Further, the two-class prediction module 33 can be used to adjust the channel value of the image to 2, the two-class prediction module can include a seventh convolution layer, and the number of filters in the seventh convolution layer is 2, so that the two-class prediction module The outputted first prediction map may be used to indicate a target area and a background area, where the target area is an area containing a preset target, and the background area is an area that does not contain a preset target.

Continuing to refer to Figure 1, after the detection network model is constructed, the terminal can input the sample image to the detection network model, and the detection network model can extract the initial feature map of the sample image, for example, the sample image can be down-sampled to extract the initial feature map . Wherein, each pixel of the initial feature map includes multiple channels. The initial feature map may include position information of the preset target in the sample image, and may also include semantic information of the preset target.

It should be noted that the downsampling multiple is determined by the structure of the module for extracting the initial feature map, and the downsampling multiple for the sample image is the same as the downsampling multiple for the image to be tested. For another example, the initial feature map can be extracted by using the feature extraction module 21 in FIG. 2 .

Further, before extracting the initial feature map of the sample image, data enhancement may also be performed on the sample image, and the data enhancement includes one or more of the following: adjusting the brightness and/or contrast of the sample image; The sample image is rotated by a preset angle to add noise to the sample image, but it is not limited thereto.

Further, the terminal can calculate the key point position, offset and preset target size of the preset target in the sample image according to the initial feature map of the sample image, so as to obtain the second prediction map of the sample image, and the second prediction map can be used as Indicates the bounding box of the preset object in the sample image.

Further, semantic information enhancement processing may be performed on the initial feature map to obtain the first prediction map of the sample image.
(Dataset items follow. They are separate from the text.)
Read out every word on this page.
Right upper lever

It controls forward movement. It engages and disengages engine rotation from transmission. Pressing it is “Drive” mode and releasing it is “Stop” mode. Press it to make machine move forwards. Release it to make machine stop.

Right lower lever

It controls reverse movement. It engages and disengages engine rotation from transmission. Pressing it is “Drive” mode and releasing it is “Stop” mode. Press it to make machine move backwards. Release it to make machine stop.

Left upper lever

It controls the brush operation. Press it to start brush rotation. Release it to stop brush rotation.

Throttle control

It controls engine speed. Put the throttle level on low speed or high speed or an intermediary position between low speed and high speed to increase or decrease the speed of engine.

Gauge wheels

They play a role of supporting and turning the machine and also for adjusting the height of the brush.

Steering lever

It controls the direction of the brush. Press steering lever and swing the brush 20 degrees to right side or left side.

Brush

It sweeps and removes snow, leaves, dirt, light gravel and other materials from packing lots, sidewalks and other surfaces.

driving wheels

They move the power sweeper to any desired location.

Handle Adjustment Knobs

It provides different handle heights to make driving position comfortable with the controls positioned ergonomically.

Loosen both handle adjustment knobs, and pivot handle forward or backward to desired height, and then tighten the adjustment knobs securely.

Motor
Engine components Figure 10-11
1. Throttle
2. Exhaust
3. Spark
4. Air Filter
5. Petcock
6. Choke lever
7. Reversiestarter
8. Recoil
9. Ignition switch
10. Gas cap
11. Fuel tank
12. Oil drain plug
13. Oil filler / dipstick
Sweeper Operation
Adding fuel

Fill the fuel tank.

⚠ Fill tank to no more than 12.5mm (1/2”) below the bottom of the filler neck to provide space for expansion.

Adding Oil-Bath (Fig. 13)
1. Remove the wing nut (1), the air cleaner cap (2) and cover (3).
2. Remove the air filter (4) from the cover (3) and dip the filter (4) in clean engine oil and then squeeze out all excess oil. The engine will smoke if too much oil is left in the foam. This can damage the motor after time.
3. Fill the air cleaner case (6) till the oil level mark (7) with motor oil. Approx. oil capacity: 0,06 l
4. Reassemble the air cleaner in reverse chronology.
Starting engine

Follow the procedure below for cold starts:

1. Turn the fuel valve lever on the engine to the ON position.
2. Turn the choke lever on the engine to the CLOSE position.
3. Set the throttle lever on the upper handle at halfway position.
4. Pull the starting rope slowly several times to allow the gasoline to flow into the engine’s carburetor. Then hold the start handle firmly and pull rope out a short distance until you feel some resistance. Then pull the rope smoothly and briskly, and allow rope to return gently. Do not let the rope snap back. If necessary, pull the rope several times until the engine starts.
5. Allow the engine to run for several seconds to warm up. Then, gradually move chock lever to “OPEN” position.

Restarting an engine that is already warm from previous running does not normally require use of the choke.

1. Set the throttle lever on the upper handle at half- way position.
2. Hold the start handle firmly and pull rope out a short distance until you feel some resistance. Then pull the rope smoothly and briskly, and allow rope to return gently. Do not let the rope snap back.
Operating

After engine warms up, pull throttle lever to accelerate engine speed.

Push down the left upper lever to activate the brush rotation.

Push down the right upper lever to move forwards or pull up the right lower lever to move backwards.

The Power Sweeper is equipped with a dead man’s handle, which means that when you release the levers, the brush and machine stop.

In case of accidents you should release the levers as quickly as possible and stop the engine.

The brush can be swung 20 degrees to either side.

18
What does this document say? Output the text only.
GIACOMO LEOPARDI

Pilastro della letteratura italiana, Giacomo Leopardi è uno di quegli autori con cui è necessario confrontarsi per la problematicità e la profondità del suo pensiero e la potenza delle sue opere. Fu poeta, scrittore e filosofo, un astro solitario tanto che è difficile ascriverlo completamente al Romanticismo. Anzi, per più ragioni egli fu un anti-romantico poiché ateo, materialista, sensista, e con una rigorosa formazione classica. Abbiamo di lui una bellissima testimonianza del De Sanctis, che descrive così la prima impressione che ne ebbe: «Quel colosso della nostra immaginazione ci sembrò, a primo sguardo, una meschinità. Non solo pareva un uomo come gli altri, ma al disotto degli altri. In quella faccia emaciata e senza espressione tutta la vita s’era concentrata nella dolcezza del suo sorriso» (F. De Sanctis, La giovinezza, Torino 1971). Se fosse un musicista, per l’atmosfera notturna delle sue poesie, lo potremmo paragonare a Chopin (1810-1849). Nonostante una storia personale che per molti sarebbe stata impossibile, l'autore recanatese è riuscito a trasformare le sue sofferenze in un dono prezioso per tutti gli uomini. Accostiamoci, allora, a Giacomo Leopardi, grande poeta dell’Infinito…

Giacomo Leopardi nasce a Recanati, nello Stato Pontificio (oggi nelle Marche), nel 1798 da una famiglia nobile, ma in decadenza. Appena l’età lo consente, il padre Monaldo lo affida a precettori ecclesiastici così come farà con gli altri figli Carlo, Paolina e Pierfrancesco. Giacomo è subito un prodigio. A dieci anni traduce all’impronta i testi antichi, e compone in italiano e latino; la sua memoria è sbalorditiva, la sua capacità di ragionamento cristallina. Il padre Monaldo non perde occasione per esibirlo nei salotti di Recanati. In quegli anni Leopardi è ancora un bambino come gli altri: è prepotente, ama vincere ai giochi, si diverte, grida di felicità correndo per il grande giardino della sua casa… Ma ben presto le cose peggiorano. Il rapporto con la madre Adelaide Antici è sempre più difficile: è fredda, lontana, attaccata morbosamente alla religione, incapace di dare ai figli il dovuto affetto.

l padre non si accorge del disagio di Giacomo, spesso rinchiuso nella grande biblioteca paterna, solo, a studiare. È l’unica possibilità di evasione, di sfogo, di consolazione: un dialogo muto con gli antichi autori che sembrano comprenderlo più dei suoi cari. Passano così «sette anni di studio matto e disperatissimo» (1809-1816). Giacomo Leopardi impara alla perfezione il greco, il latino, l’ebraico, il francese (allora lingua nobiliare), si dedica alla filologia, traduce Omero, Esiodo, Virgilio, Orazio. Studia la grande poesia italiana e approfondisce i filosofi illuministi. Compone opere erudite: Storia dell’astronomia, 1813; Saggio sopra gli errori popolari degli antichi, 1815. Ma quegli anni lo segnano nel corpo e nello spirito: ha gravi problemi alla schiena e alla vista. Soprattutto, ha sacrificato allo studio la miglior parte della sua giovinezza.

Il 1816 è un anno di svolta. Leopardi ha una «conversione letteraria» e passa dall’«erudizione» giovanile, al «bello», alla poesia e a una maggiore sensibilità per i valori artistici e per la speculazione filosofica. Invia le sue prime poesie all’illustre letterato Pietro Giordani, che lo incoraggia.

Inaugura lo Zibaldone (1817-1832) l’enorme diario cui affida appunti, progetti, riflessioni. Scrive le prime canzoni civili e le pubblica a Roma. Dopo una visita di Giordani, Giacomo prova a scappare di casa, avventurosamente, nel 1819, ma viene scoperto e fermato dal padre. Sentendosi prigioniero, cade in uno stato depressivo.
For example, the initial feature map can be transmitted to the semantic information enhancement module 23 in FIG. 2 for semantic information enhancement processing.

In a non-limiting embodiment, the initial feature map is obtained by downsampling the sample image, and performing semantic information enhancement processing on the initial feature map may include: Step 1: The image is upsampled twice to obtain the first feature map; Step 2: Process the first feature map according to the channel attention mechanism to obtain the second feature map; Step 3: Use the second feature map as a new initial feature map; repeat steps 1 to 3 until the upsampling multiple is equal to the downsampling multiple; step 4: perform a first convolution operation on the initial feature map to obtain the first prediction Figure, wherein the number of channels of the first prediction map is 2.

Specifically, for each up-sampling image, the channel attention mechanism is used for processing, until the up-sampling factor of the initial feature map is the same as the down-sampling factor of the sample image. The number of upsampling or the number of processing according to the channel attention mechanism is determined by the multiple of downsampling. If the downsampling multiple is 2 ⁿ , the number of upsampling or the number of processing using the channel attention mechanism is n, where n is positive integer.

Further, when using the attention channel mechanism to process the first feature map, for each pixel in the first feature map, an activation function can be used to determine the weight value of each channel of the pixel, and the more relevant the channel is to the preset target, The larger the weight value of the channel, the weighted calculation processing is performed on the first feature map based on the weight value of each channel to obtain the second feature map. Therefore, the second feature map can clearly represent the semantic information of the preset target. more directivity.

Further, when the upsampling multiple is equal to the downsampling multiple, a first convolution operation may be performed on the initial feature map, for example, the first convolution may be performed by using the two-class prediction module 33 in FIG. 3 . operation. During the first convolution operation, the number of filters used is 2, and the channels of the obtained first prediction map are 2. Therefore, the first prediction map can indicate the target area and the background area, and the target area refers to The sample image includes the area of the preset target, and the background area refers to the area of the sample image that does not include the preset target. Referring to FIG. 5 , FIG. 5 is a schematic diagram of a first prediction map according to an embodiment of the present invention, in which the target area 51 and the target area 52 are areas including the preset target, and the background area 53 does not include the preset target.

Therefore, through the semantic information enhancement processing, the size of the initial feature map can be restored to the size of the sample image, and at the same time, the important channels in each pixel can be screened out, and the important channels refer to the correlation with the preset target. Larger channel, and then obtain the first prediction map through the first convolution operation, so that the first prediction map can intuitively reflect the target area and background area in the sample image in a two-class manner, so that the first prediction map can include Rich semantic information.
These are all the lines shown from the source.